Journaling makes me vomit.
It feels all self-helpy and I’m already run off my feet with a baby girl to manage. An online writing habit is different.
The value extends beyond yourself.
You can take brain farts that would normally go in a journal and find a way to use them to give advice, tell stories, or distill your real-time learning.
You can even build something in public and document the journey through online writing.
Since starting a daily writing habit it’s changed my life.
The weird thing is I could never have predicted how. That’s the thing about writing — it helps you find opportunities you weren’t even looking for and that you could never imagine.
At the start of my writing journey 9 years ago, I used to write 4000 words a month. Now I write 480,000+ words a month using the formula below.
Here’s how you can unlock the power of a daily writing habit.
1. Start so small it feels stupid
Writing a daily newsletter or 10,000-word essay is near impossible.
You might be able to do it for a few days but it likely won’t last. Don’t shoot yourself in the head by starting big.
The best writing habit starts small.
It’s why I like posting tweets (there are other similar platforms too that can work). Everyone has time to tweet.
It’s one sentence or perhaps a few more if you feel like it. Tweeting gets your habit going. It forces you to think of ideas and go inside your brain for a visit.
Get comfortable posting one sentence a day.
2. Go deeper with a mind map
All of us can think of one sentence a day to tweet.
Longer form writing takes more thought. It needs ideas. What I did (and still do) is create a mind map.

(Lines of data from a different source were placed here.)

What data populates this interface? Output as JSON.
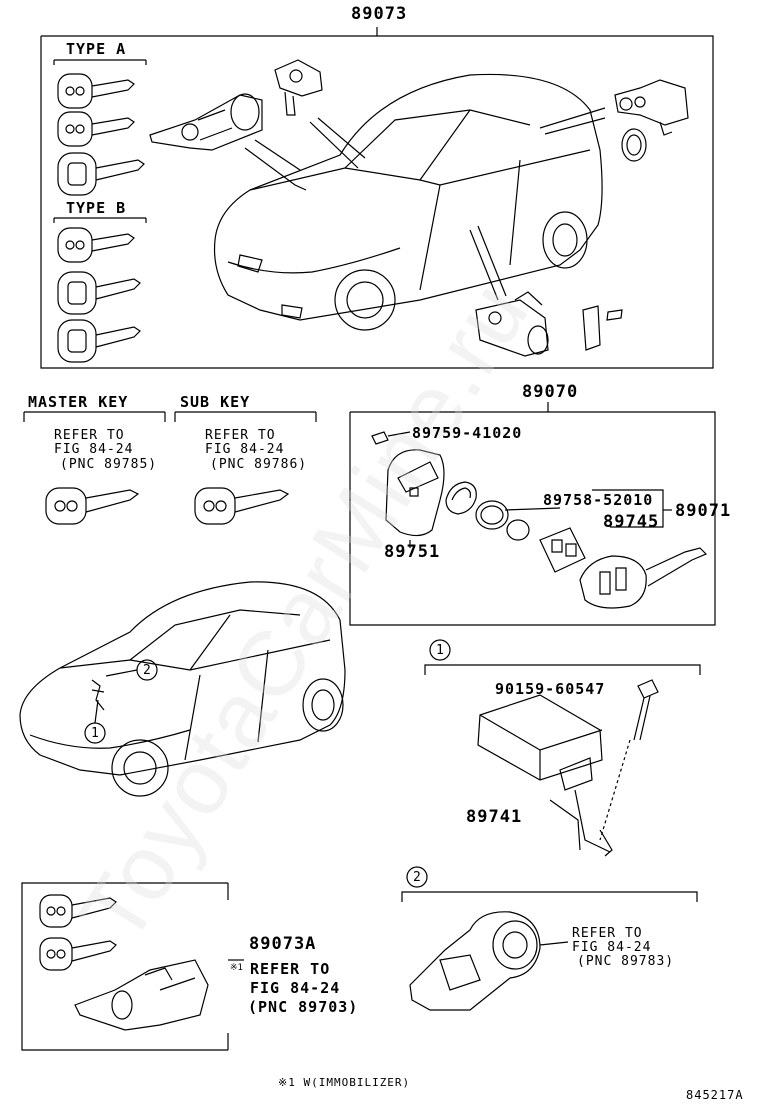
{
  "diagram": {
    "code_top": "89073",
    "type_a": "TYPE A",
    "type_b": "TYPE B",
    "master_key": {
      "title": "MASTER KEY",
      "refer_line1": "REFER TO",
      "refer_line2": "FIG 84-24",
      "refer_line3": "(PNC 89785)"
    },
    "sub_key": {
      "title": "SUB KEY",
      "refer_line1": "REFER TO",
      "refer_line2": "FIG 84-24",
      "refer_line3": "(PNC 89786)"
    },
    "transmitter": {
      "code": "89070",
      "part_screw": "89759-41020",
      "part_gasket": "89758-52010",
      "part_battery": "89745",
      "part_assy": "89071",
      "part_case": "89751"
    },
    "callout_1": "1",
    "callout_2": "2",
    "detail_1": {
      "bolt": "90159-60547",
      "ecu": "89741"
    },
    "detail_2": {
      "refer_line1": "REFER TO",
      "refer_line2": "FIG 84-24",
      "refer_line3": "(PNC 89783)"
    },
    "cylinder_set": {
      "code": "89073A",
      "mark": "※1",
      "refer_line1": "REFER TO",
      "refer_line2": "FIG 84-24",
      "refer_line3": "(PNC 89703)"
    },
    "footnote": "※1 W(IMMOBILIZER)",
    "figure_id": "845217A",
    "watermark": "ToyotaCarMine.ru"
  }
}
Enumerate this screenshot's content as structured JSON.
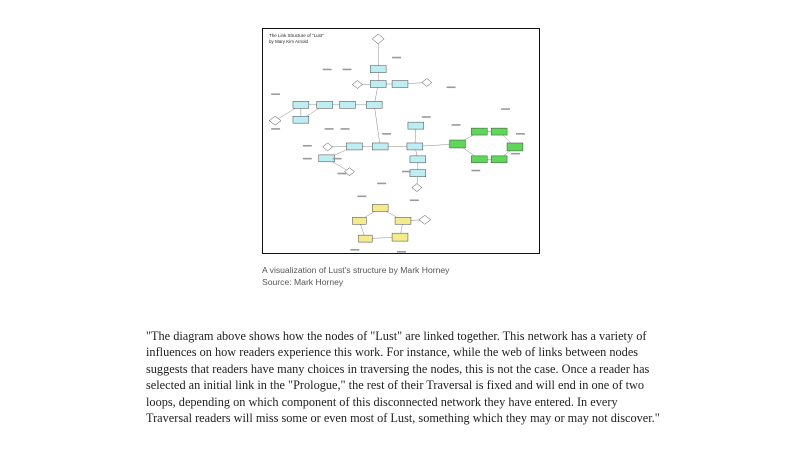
{
  "figure": {
    "title_line1": "The Link Structure of \"Lust\"",
    "title_line2": "by Mary Kim Arnold",
    "colors": {
      "cyan_node": "#bfeef2",
      "green_node": "#5fd85a",
      "yellow_node": "#f4ec8c",
      "edge": "#8a8a8a",
      "diamond": "#ffffff"
    }
  },
  "caption": {
    "line1": "A visualization of Lust's structure by Mark Horney",
    "line2": "Source: Mark Horney"
  },
  "quote": "\"The diagram above shows how the nodes of \"Lust\" are linked together. This network has a variety of influences on how readers experience this work. For instance, while the web of links between nodes suggests that readers have many choices in traversing the nodes, this is not the case. Once a reader has selected an initial link in the \"Prologue,\" the rest of their Traversal is fixed and will end in one of two loops, depending on which component of this disconnected network they have entered. In every Traversal readers will miss some or even most of Lust, something which they may or may not discover.\""
}
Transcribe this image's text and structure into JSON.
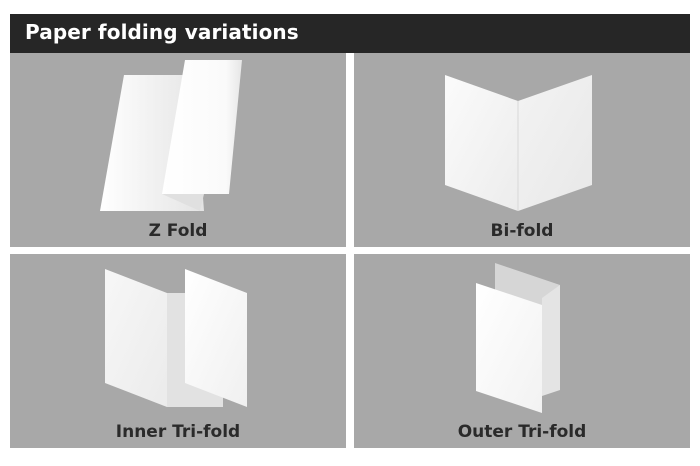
{
  "header": {
    "title": "Paper folding variations"
  },
  "colors": {
    "header_bg": "#262626",
    "panel_bg": "#a8a8a8",
    "paper": "#f5f5f5",
    "label": "#2a2a2a"
  },
  "panels": [
    {
      "label": "Z Fold",
      "icon": "z-fold-icon"
    },
    {
      "label": "Bi-fold",
      "icon": "bi-fold-icon"
    },
    {
      "label": "Inner Tri-fold",
      "icon": "inner-tri-fold-icon"
    },
    {
      "label": "Outer Tri-fold",
      "icon": "outer-tri-fold-icon"
    }
  ]
}
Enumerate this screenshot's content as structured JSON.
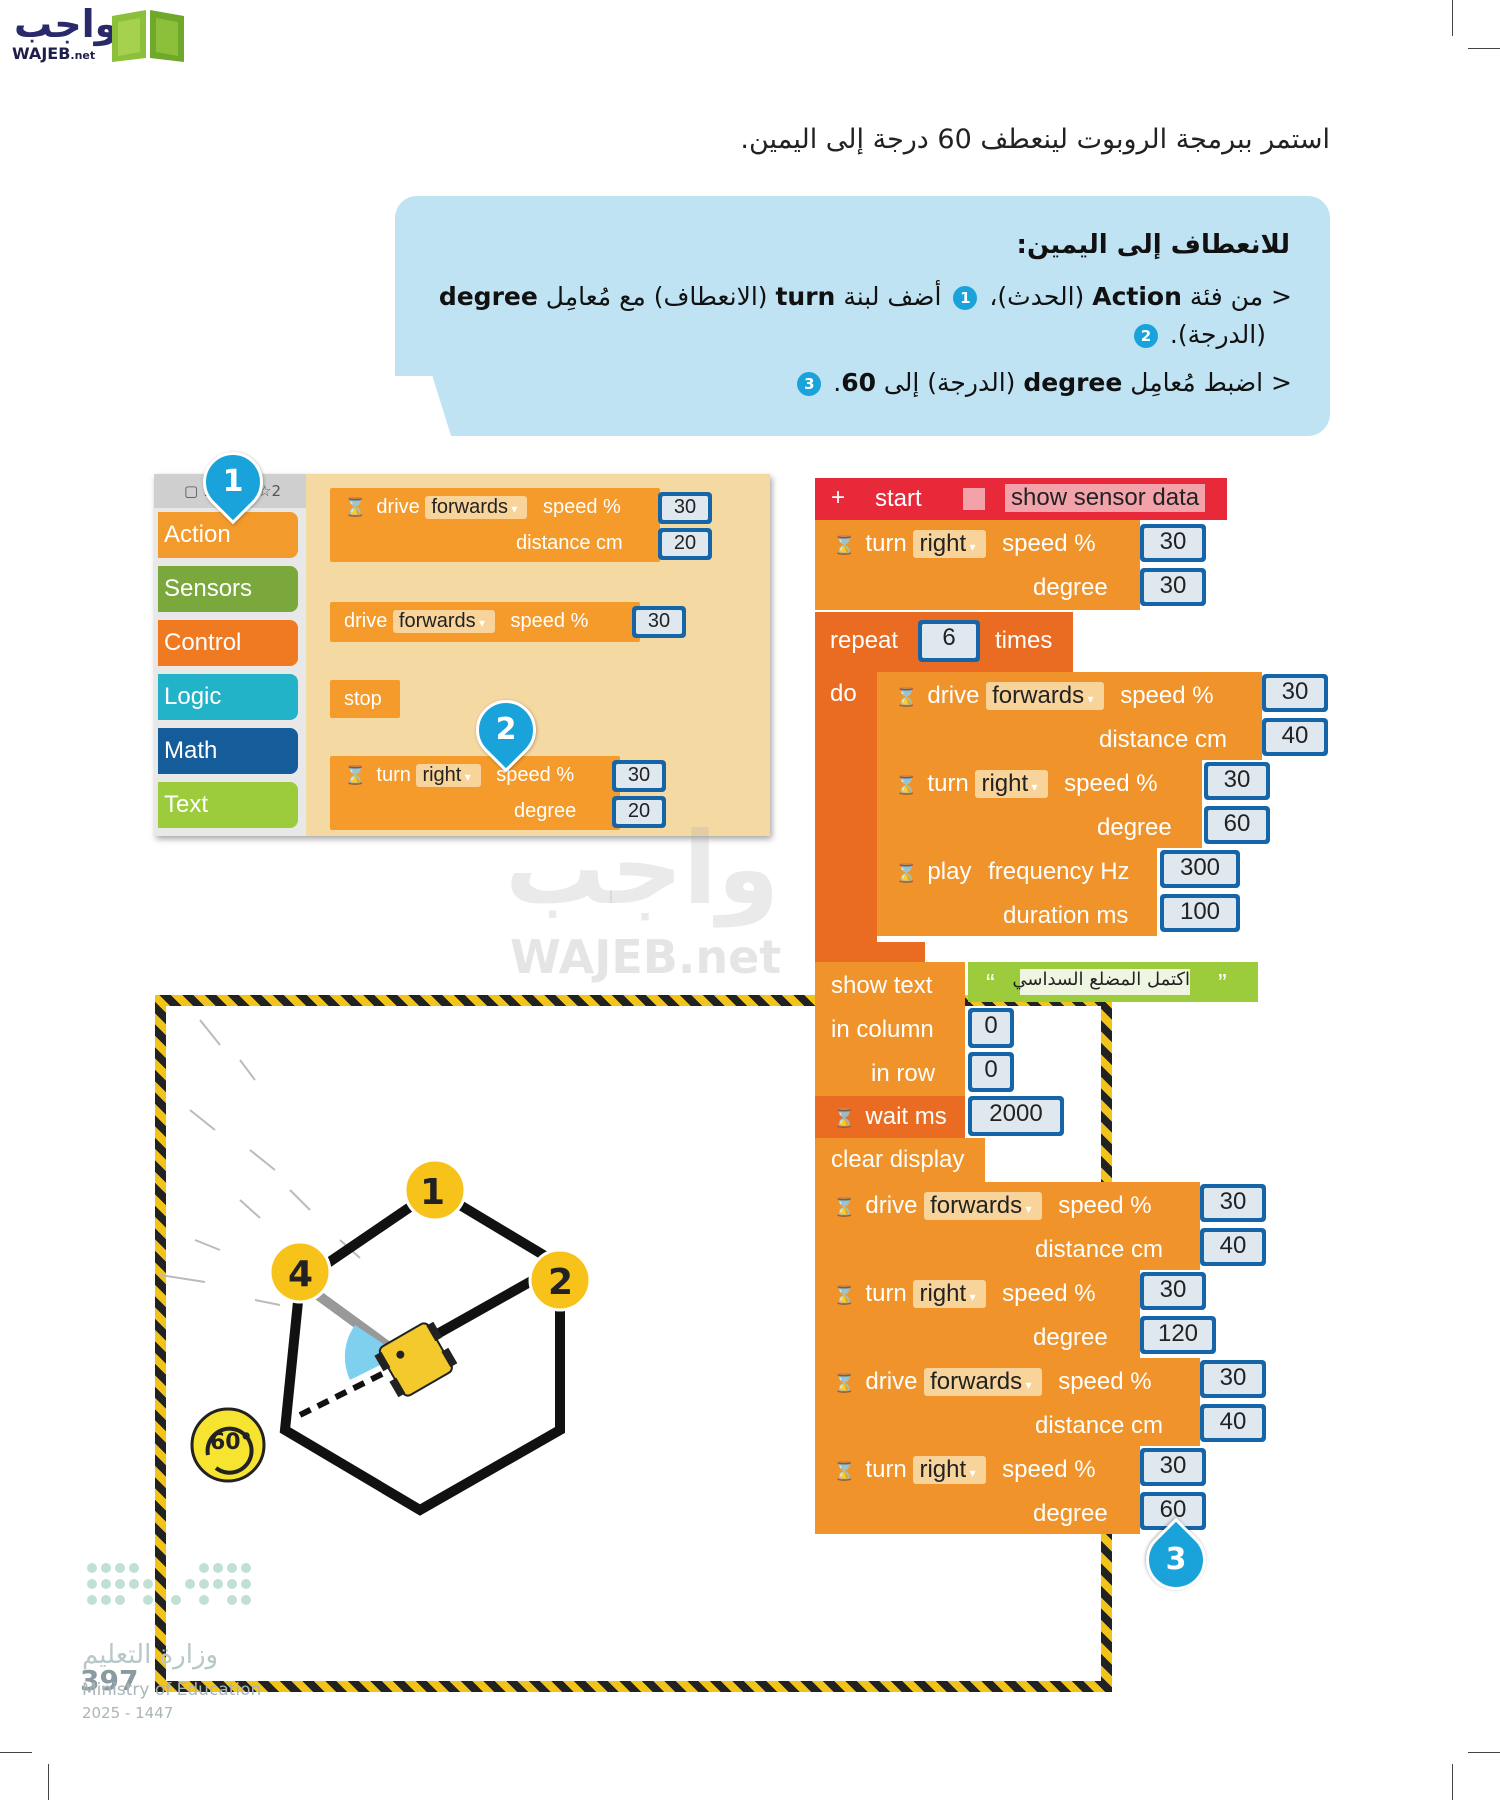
{
  "header": {
    "logo_ar": "واجب",
    "logo_en": "WAJEB",
    "logo_en_suffix": ".net"
  },
  "intro": "استمر ببرمجة الروبوت لينعطف 60 درجة إلى اليمين.",
  "instructions": {
    "title": "للانعطاف إلى اليمين:",
    "step1_a": "< من فئة ",
    "step1_b": "Action",
    "step1_c": " (الحدث)، ",
    "step1_n1": "1",
    "step1_d": " أضف لبنة ",
    "step1_e": "turn",
    "step1_f": " (الانعطاف) مع مُعامِل ",
    "step1_g": "degree",
    "step1_h": "(الدرجة). ",
    "step1_n2": "2",
    "step2_a": "< اضبط مُعامِل ",
    "step2_b": "degree",
    "step2_c": " (الدرجة) إلى ",
    "step2_d": "60",
    "step2_e": ". ",
    "step2_n3": "3"
  },
  "palette": {
    "top_left": "▢ 1",
    "top_right": "☆2",
    "categories": [
      {
        "label": "Action",
        "color": "#f39a2c"
      },
      {
        "label": "Sensors",
        "color": "#7ba83c"
      },
      {
        "label": "Control",
        "color": "#f07a22"
      },
      {
        "label": "Logic",
        "color": "#23b3c9"
      },
      {
        "label": "Math",
        "color": "#155c9b"
      },
      {
        "label": "Text",
        "color": "#9ccc3c"
      }
    ],
    "b1": {
      "drive": "drive",
      "dir": "forwards",
      "speed": "speed %",
      "speed_val": "30",
      "dist": "distance cm",
      "dist_val": "20"
    },
    "b2": {
      "drive": "drive",
      "dir": "forwards",
      "speed": "speed %",
      "speed_val": "30"
    },
    "b3": {
      "stop": "stop"
    },
    "b4": {
      "turn": "turn",
      "dir": "right",
      "speed": "speed %",
      "speed_val": "30",
      "degree": "degree",
      "degree_val": "20"
    },
    "pin1": "1",
    "pin2": "2"
  },
  "code": {
    "start": "start",
    "show_sensor": "show sensor data",
    "t1": {
      "turn": "turn",
      "dir": "right",
      "speed": "speed %",
      "speed_val": "30",
      "degree": "degree",
      "degree_val": "30"
    },
    "repeat": "repeat",
    "repeat_val": "6",
    "times": "times",
    "do": "do",
    "r1": {
      "drive": "drive",
      "dir": "forwards",
      "speed": "speed %",
      "speed_val": "30",
      "dist": "distance cm",
      "dist_val": "40"
    },
    "r2": {
      "turn": "turn",
      "dir": "right",
      "speed": "speed %",
      "speed_val": "30",
      "degree": "degree",
      "degree_val": "60"
    },
    "r3": {
      "play": "play",
      "freq": "frequency Hz",
      "freq_val": "300",
      "dur": "duration ms",
      "dur_val": "100"
    },
    "show_text": "show text",
    "show_text_val": "اكتمل المضلع السداسي",
    "in_column": "in column",
    "col_val": "0",
    "in_row": "in row",
    "row_val": "0",
    "wait": "wait ms",
    "wait_val": "2000",
    "clear": "clear display",
    "d1": {
      "drive": "drive",
      "dir": "forwards",
      "speed": "speed %",
      "speed_val": "30",
      "dist": "distance cm",
      "dist_val": "40"
    },
    "t2": {
      "turn": "turn",
      "dir": "right",
      "speed": "speed %",
      "speed_val": "30",
      "degree": "degree",
      "degree_val": "120"
    },
    "d2": {
      "drive": "drive",
      "dir": "forwards",
      "speed": "speed %",
      "speed_val": "30",
      "dist": "distance cm",
      "dist_val": "40"
    },
    "t3": {
      "turn": "turn",
      "dir": "right",
      "speed": "speed %",
      "speed_val": "30",
      "degree": "degree",
      "degree_val": "60"
    },
    "pin3": "3"
  },
  "arena": {
    "vertex_labels": [
      "1",
      "2",
      "4"
    ],
    "angle_label": "60°"
  },
  "watermark": {
    "ar": "واجب",
    "en": "WAJEB.net"
  },
  "footer": {
    "page": "397",
    "ministry_ar": "وزارة التعليم",
    "ministry_en": "Ministry of Education",
    "year": "2025 - 1447"
  }
}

Unlike this example, I also like to add subtopics and micro niches.
Example: Productivity
Subtopics of productivity:
- Flow states → Deep work
- Life hacks → 20 pushups a day
- Sleep routine → Beds → Pillows
- Morning routines → To-Do Lists
- Time-saving software → Notion/Trello
- Mindset → Meditation → Meditation apps
- Energy management → Exercise → Diet → Juicing
As you can see, every topic is connected to other topics. More topics equal more ideas.
3. Write headlines
Now you’ve got topics you need headlines.
Headlines help you know what you’re going to write about. They’re an anchor. Rewrite other people’s headlines if you suck at writing them.
Write the headlines so they make you feel emotion. You want a headline to excite you and make you want to write more about it.
4. Add dot points
Under each headline start writing dot points.
These are just random thoughts. They’ll eventually become sections of your piece of writing. Don’t overthink them. Just think of them as a shopping list. Get the ideas out of your head and under the headlines.
5. Collect quotes
Collecting other people’s quotes helps make daily writing easier.
- Level 1 is to directly quote people.
- Level 2 is to rewrite other people’s quotes in your own words.
When writing your dot points under a headline, don’t forget to add relevant quotes too. Remember: quotes can even become headlines, subheadings, or topics.
6. Read more books than your doctor advises is healthy
A writing habit needs a reading habit.
(Read that again.)
You can’t write daily like I do and not read like a crazy person. Reading provides the inputs needed for you to output writing.
I find high-selling books are more helpful to read than a lot of online content because they’re heavily curated and edited, and have social proof.
7. Get a networked note-taking app
Collecting quotes and reading books is useless if you have nowhere to store what you discover.
Normal note-taking apps won’t work for writing online because they rely on the user to do the sorting. Networked note-taking apps like Notion, Roam, Obsidian, etc help to do some of the sorting for you.
The default action is to add hashtags to every note you store so can sort by topic, author, or keyword.
Let a second brain help upgrade your writing brain.
8. Create a timeline of your life
Books and quotes will help you write daily about other people’s experiences, but the best writing also contains yours.
Instead of a journal I have a timeline of my life. I’ve spent months filling out the first 37 years of my life (this is fun as hell). And each day I add new dot points as I experience new things.
One cool thing is I now have a timeline of my baby daughter’s life documented on my personal timeline. Everything from her birth to her first flu appears there.
When I need a personal story I go to my personal timeline to find one and then drop it into the piece of writing.
9. An obsessive why
To write daily you need a why.
This is cliche as hell so I prefer to call it an obsession. What are you so obsessed with that you can’t stop talking about and can write about every day, even if you weren’t paid?
That’s what is needed to create writing a habit.
10. A long time horizon
A writing habit takes time to work.
Like a good piece of meat destined for the BBQ, it needs time to marinate. You’ve got to let the writing do the work for you. I set my initial time horizon for writing online at 5 years. I then extended it to decades.
My daily writing goal is now until death.
Go do this right now….
Start your writing habit today by posting one sentence on your favorite writing platform.
Then work your way up to posting a one-sentence headline with five dot points. And eventually get to the point where you can publish 1000–2000 word essays on auto-pilot.
A writing addiction is the best thing you can have. It helps you think clearer and attract new opportunities.